Covariation between homeodomain transcription factors and the shape of their DNA binding sites
Protein–DNA recognition is a critical component of gene regulatory processes but the underlying molecular mechanisms are not yet completely understood. Whereas the DNA binding preferences of transcription factors (TFs) are commonly described using nucleotide sequences, the 3D DNA structure is recognized by proteins and is crucial for achieving binding specificity. However, the ability to analyze DNA shape in a high-through-put manner made it only recently feasible to integrate structural information into studies of protein–DNA binding. Here we focused on the homeodomain family of TFs and analyzed the DNA shape of thousands of their DNA binding sites, investigating the covariation between the protein sequence and the sequence and shape of their DNA targets. We found distinct homeodomain regions that were more correlated with either the nucleotide sequence or the DNA shape of their preferred binding sites, demonstrating different readout mechanisms through which homeodomains attain DNA binding specificity. We identified specific homeodomain residues that likely play key roles in DNA recognition via shape readout. Finally, we showed that adding DNA shape information when characterizing binding sites improved the prediction accuracy of homeodomain binding specificities. Taken together, our findings indicate that DNA shape information can generally provide new mech-anistic insights into TF binding.

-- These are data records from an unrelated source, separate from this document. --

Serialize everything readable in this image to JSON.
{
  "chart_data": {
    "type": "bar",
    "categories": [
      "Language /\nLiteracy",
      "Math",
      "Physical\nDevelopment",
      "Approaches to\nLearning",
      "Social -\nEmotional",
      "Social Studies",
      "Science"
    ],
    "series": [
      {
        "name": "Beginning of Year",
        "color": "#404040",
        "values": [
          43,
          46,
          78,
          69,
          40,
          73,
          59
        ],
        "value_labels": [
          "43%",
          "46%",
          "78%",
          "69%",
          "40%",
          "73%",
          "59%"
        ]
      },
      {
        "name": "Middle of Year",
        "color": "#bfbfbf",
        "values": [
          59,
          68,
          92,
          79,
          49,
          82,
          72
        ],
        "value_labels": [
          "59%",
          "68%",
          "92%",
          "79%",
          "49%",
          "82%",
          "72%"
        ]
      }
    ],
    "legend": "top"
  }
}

Correlation between homeodomain sequences and the DNA sequences and shapes of their binding sites. (A) PCC between pair-wise HD sequence similarity and pair-wise DNA sequence and shape similarity are shown for HDs in mouse derived from PBM data (14). (B) Co-crystal structure of engrailed HD in complex with DNA (PDB ID 3HDD) (29). Purple represents the N-terminal tail, and blue highlights the recognition helix. (C) PCCs for the comparison of pair-wise HD sequence similarity scores, using only the sequence of the N-terminal tail (purple) or the recognition helix (blue), with pair-wise DNA sequence and shape similarity scores. PBM data for 168 mouse HDs (14) were used in this analysis.